In [1]:
import pandas as pd
import numpy as np
from recmetrics.plots import LongTailPlot, CoveragePlot, MarkPlot
from recmetrics.metrics import mark, coverage, personalization, intra_list_similarity
import matplotlib.pyplot as plt

# MovieLense Dataset
Using the MovieLens 20M Dataset dataset for examples. You can download this data here: https://grouplens.org/datasets/movielens/20m/

In [None]:
ratings = pd.read_csv('../movie_similarity_flask_api/data/ml-20m/ratings.csv')
ratings = ratings.query('rating >=3')
ratings.reset_index(drop=True, inplace=True)

In [None]:
#only consider ratings from users who have rated over n movies
n=500
users = ratings.userId.value_counts()
users = users[users>n].index.tolist()

In [None]:
ratings = ratings.query('userId in @users')
print ratings.shape
ratings.head(3)

In [None]:
# get movie features

rated_movies = ratings.movieId.tolist()
movies = pd.read_csv('../movie_similarity_flask_api/data/ml-20m/movies.csv')
movies = movies.query('movieId in @rated_movies')
movies.set_index("movieId", inplace=True, drop=True)

movies = movies.genres.str.split("|", expand=True)
movies.reset_index(inplace=True)
movies = pd.melt(movies, id_vars='movieId', value_vars=[0, 1, 2, 3, 4, 5, 6, 7, 8, 9])
movies.set_index('movieId', inplace=True)

movies = pd.get_dummies(movies.value)
#movies = movies[['Action', 'Romance', 'Western', 'Comedy', 'Crime']]
movies.head()

## Long Tail Plot Example

In [None]:
import matplotlib.pyplot as plt

fig = plt.figure(figsize=(15, 7))
    
LongTailPlot(df=ratings, 
             item_id_column="movieId", 
             interaction_type="movie ratings", 
             percentage=0.5,
             x_labels=False)

## test/train split

In [None]:
# the test data contains 100 movies from each user that are rated greater than 3 stars
test_index = ratings.copy()
test_index = test_index.groupby('userId')
test_index = test_index.apply(lambda x: x.sample(min(100, len(x))))

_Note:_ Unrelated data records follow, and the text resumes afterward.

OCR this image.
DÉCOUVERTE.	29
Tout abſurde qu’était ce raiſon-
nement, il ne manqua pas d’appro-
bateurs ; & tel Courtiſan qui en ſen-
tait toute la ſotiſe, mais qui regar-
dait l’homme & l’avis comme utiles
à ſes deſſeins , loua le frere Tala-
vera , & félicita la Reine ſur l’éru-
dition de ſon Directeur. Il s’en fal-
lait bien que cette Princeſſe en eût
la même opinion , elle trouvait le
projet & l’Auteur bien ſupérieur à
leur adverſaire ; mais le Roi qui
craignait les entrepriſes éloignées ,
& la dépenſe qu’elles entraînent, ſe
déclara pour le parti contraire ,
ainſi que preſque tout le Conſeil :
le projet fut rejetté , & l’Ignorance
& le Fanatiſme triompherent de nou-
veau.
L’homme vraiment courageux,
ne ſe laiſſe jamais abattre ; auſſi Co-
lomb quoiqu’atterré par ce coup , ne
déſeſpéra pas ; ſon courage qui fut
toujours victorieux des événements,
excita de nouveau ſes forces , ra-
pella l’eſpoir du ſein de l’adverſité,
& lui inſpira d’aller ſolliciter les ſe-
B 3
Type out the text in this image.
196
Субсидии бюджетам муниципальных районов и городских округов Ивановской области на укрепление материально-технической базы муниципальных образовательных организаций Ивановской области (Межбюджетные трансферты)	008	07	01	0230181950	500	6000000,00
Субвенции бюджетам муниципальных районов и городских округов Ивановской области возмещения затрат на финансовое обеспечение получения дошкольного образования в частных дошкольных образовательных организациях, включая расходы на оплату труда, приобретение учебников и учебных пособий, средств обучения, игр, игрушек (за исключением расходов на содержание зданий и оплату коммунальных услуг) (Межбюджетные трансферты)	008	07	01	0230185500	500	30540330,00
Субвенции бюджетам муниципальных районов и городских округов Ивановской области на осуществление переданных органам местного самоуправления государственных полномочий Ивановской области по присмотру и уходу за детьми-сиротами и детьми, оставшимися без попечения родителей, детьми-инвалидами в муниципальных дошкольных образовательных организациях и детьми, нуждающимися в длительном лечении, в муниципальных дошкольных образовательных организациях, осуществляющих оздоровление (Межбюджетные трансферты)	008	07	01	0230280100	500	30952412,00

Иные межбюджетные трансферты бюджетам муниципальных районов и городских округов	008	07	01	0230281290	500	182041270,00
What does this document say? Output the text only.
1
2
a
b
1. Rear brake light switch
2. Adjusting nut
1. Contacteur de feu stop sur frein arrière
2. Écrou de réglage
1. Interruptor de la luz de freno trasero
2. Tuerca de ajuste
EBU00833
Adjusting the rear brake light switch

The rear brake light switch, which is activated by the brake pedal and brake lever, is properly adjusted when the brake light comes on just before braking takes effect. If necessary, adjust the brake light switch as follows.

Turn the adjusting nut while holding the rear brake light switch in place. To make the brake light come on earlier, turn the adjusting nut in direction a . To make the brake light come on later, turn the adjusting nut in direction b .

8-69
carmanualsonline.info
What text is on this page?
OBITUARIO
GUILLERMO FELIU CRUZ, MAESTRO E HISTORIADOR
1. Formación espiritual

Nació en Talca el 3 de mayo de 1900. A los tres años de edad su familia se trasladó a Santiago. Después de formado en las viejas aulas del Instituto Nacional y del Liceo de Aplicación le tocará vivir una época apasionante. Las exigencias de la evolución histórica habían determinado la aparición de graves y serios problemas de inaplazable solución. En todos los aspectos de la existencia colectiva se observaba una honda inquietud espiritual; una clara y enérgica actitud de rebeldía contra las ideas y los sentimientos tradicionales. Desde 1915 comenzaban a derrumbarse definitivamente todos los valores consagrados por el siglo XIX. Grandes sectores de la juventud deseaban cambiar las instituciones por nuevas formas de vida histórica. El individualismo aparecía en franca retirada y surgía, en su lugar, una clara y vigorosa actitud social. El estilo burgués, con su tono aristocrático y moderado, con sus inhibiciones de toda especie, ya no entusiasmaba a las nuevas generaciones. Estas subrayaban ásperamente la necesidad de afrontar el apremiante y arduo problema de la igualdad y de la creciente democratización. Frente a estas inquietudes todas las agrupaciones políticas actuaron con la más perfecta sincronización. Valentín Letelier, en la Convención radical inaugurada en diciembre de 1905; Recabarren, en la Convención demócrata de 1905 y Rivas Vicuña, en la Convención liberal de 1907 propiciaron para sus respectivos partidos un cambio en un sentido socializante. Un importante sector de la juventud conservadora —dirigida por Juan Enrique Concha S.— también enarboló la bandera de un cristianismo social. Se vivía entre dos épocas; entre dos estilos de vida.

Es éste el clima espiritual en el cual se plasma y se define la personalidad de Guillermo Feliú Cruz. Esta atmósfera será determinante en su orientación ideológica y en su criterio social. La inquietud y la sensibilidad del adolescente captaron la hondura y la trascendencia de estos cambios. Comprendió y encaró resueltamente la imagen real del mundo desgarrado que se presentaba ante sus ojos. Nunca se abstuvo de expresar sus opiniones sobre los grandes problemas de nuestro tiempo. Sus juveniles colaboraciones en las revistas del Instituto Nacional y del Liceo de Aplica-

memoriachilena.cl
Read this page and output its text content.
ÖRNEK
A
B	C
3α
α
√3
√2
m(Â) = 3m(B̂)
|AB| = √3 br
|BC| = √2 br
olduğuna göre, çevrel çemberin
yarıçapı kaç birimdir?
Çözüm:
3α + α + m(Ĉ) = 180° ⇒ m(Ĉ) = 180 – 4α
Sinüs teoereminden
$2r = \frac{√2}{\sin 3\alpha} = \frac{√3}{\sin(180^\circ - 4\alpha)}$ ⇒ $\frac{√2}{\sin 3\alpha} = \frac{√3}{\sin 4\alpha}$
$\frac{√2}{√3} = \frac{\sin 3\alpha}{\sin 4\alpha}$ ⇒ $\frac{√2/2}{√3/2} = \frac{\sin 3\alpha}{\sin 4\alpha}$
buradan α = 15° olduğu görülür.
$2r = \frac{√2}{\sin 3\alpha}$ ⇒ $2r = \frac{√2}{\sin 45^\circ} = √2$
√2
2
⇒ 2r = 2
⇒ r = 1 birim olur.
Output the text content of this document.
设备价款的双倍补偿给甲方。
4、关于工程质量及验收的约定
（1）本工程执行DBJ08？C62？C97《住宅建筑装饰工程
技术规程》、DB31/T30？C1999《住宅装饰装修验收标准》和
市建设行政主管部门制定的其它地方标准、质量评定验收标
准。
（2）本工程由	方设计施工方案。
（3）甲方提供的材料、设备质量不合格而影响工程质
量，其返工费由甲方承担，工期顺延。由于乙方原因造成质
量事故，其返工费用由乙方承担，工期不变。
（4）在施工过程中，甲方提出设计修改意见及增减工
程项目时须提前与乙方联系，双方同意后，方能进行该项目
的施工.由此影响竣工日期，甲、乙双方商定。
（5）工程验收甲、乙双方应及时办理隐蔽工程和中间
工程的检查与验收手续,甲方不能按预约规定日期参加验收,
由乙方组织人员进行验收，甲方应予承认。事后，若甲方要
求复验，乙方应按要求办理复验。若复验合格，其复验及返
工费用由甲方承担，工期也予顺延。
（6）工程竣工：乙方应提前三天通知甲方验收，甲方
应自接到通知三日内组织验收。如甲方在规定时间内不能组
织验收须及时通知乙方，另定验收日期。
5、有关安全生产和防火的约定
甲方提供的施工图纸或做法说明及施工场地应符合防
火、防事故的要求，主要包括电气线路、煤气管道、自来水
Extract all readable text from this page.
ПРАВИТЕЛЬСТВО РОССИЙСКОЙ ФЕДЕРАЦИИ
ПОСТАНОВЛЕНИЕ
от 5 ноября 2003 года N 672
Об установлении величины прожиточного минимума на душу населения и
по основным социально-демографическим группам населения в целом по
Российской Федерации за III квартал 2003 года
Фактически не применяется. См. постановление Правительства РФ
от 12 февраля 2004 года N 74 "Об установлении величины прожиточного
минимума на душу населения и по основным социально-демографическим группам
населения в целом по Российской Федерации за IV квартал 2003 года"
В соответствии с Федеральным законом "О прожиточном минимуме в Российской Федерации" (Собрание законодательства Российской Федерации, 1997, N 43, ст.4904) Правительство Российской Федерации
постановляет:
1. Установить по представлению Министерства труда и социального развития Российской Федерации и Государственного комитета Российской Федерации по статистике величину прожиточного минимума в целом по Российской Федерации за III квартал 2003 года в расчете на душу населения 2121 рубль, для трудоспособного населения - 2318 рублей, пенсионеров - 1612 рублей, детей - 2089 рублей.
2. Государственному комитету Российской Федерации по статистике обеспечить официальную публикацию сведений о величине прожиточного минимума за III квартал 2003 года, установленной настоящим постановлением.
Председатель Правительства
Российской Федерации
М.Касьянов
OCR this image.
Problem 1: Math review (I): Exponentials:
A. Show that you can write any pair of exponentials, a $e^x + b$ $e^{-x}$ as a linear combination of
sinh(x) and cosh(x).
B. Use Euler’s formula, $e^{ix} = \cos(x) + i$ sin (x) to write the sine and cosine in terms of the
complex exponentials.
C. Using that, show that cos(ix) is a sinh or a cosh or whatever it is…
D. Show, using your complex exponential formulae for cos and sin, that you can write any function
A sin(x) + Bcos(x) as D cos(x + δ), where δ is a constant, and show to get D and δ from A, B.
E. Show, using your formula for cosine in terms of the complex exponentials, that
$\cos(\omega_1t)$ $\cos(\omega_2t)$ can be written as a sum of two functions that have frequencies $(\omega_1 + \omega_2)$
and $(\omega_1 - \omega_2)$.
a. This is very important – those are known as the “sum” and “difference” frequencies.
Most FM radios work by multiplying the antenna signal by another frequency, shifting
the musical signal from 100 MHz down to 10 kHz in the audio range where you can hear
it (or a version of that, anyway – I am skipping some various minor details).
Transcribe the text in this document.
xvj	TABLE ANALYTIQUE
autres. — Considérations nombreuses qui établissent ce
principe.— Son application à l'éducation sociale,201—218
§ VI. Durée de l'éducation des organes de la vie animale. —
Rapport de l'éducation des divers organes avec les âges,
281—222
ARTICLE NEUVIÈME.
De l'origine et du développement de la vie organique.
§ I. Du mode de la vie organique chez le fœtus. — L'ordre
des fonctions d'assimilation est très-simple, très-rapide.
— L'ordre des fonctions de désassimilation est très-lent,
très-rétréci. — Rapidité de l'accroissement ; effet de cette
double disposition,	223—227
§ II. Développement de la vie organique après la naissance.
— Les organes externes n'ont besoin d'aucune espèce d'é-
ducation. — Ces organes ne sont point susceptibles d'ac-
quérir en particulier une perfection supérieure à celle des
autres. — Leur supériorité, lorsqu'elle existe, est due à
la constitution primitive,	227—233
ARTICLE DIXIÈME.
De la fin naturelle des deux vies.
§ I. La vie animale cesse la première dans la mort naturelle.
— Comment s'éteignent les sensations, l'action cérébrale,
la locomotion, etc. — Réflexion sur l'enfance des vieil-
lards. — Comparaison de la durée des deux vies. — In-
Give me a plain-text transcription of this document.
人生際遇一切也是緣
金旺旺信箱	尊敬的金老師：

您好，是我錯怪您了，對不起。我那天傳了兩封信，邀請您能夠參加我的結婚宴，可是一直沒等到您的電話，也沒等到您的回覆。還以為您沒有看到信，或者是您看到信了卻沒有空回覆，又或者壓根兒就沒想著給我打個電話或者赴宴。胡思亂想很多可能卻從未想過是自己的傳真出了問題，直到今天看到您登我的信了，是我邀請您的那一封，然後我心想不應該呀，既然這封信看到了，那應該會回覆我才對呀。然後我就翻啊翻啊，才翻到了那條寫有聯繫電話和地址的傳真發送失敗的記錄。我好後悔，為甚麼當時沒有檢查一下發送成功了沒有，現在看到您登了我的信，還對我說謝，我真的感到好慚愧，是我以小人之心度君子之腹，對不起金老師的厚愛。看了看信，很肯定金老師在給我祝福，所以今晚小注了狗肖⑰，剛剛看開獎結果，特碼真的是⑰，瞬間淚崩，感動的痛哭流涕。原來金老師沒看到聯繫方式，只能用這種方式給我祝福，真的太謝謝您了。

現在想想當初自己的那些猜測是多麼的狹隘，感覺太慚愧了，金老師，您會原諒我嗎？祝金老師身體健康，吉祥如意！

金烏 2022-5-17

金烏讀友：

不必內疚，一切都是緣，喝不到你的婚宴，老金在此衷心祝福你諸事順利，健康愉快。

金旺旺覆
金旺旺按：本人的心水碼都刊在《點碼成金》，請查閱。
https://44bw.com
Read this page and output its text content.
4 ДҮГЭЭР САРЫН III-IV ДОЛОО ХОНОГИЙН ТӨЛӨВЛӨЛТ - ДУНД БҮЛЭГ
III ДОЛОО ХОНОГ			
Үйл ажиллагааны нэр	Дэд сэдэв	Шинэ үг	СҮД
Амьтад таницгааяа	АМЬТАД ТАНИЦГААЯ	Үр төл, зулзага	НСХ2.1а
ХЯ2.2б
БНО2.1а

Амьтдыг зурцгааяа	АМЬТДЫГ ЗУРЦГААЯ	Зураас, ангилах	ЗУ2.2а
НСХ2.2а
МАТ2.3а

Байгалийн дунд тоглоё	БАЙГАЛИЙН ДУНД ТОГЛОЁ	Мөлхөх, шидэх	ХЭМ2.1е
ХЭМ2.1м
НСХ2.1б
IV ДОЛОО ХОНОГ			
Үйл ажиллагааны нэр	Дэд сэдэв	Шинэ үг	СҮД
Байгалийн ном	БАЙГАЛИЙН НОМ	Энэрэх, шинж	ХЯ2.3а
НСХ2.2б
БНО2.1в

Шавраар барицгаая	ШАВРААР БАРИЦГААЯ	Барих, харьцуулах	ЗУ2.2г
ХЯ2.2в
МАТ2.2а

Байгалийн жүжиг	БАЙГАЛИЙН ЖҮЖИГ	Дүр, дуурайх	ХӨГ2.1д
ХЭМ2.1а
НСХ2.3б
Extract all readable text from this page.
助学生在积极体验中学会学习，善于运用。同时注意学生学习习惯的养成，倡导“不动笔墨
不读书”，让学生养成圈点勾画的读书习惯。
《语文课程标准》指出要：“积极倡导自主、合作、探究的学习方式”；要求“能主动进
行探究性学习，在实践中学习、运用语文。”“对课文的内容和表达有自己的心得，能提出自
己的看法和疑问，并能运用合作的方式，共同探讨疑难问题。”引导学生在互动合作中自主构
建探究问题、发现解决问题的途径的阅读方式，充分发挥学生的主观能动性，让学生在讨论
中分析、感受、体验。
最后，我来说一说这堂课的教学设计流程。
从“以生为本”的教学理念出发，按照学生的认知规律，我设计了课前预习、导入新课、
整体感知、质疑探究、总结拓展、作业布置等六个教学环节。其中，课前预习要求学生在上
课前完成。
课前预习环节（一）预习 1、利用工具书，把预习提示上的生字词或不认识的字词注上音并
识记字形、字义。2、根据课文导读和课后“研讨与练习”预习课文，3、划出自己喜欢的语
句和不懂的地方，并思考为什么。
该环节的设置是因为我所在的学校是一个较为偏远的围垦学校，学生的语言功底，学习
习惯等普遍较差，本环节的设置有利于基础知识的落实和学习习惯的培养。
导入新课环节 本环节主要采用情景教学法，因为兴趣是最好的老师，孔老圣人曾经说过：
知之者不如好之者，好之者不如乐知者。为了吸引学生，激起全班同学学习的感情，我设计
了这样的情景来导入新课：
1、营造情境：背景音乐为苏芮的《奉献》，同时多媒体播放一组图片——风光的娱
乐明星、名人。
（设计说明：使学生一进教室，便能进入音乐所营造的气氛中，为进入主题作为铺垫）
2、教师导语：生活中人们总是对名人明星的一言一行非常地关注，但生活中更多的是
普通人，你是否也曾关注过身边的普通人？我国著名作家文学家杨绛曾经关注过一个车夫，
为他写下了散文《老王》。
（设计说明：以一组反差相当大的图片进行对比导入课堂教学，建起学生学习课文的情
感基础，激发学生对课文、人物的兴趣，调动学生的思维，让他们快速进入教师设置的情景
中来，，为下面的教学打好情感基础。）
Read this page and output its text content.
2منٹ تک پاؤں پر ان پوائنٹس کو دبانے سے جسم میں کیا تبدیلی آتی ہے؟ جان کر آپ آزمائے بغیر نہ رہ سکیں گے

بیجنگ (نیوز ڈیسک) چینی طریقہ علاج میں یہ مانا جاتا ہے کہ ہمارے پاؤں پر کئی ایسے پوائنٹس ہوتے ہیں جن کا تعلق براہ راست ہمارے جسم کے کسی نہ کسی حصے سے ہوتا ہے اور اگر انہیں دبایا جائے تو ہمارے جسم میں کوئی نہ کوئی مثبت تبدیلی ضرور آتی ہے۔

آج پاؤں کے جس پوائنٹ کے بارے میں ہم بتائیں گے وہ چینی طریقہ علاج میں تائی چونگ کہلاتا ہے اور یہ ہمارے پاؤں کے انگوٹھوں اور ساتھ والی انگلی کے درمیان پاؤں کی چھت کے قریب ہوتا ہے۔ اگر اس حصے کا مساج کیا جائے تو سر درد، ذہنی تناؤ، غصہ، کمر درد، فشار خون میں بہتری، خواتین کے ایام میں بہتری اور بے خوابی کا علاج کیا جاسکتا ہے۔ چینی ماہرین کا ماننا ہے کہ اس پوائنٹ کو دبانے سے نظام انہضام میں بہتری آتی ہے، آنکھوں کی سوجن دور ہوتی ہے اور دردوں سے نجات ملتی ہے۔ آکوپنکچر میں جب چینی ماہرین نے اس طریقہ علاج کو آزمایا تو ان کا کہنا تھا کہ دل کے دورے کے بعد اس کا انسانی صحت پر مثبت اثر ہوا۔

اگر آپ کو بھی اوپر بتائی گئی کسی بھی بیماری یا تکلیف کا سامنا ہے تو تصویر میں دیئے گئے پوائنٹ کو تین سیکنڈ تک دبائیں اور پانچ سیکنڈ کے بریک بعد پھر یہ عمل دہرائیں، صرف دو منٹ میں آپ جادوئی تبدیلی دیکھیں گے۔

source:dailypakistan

test_index.drop(axis=1, columns="userId", inplace=True)
test_index.reset_index(inplace=True, drop=False)
test_index = test_index.level_1.values.tolist()

test_df = ratings.loc[test_index]
test = test_df.copy().groupby('userId')['movieId'].agg({'actual': (lambda x: list(set(x)))})
test.head()

In [None]:
train_long = ratings[~ratings.index.isin(test_index)].dropna()
train_long.head()

# Popularity Recommender
Creating a simple popularity recommender to demonstrate recommender metrics in action. The popularity recommender simply recommends the top 10 movies to every user.

In [None]:
#make recommendations for all members in the test data
popularity_recs = train_long.movieId.value_counts().head(10).index.tolist()

recs = []
for user in test.index.tolist():
    pop_predictions = popularity_recs
    recs.append(pop_predictions)
        
test['pop_predictions'] = recs
test.head()

In [None]:
actual = test.actual.values.tolist()
pop_predictions = test.pop_predictions.values.tolist()

# Random Recommender
Creating a simple random recommender to demonstrate recommender metrics in action. The random recommender simply recommends 10 random movies to every user.

In [None]:
#make recommendations for all members in the test data

recs = []
for user in test.index.tolist():
    random_predictions = train_long.movieId.sample(10).values.tolist()
    recs.append(random_predictions)
        
test['random_predictions'] = recs
test.head()

In [None]:
random_predictions = test.random_predictions.values.tolist()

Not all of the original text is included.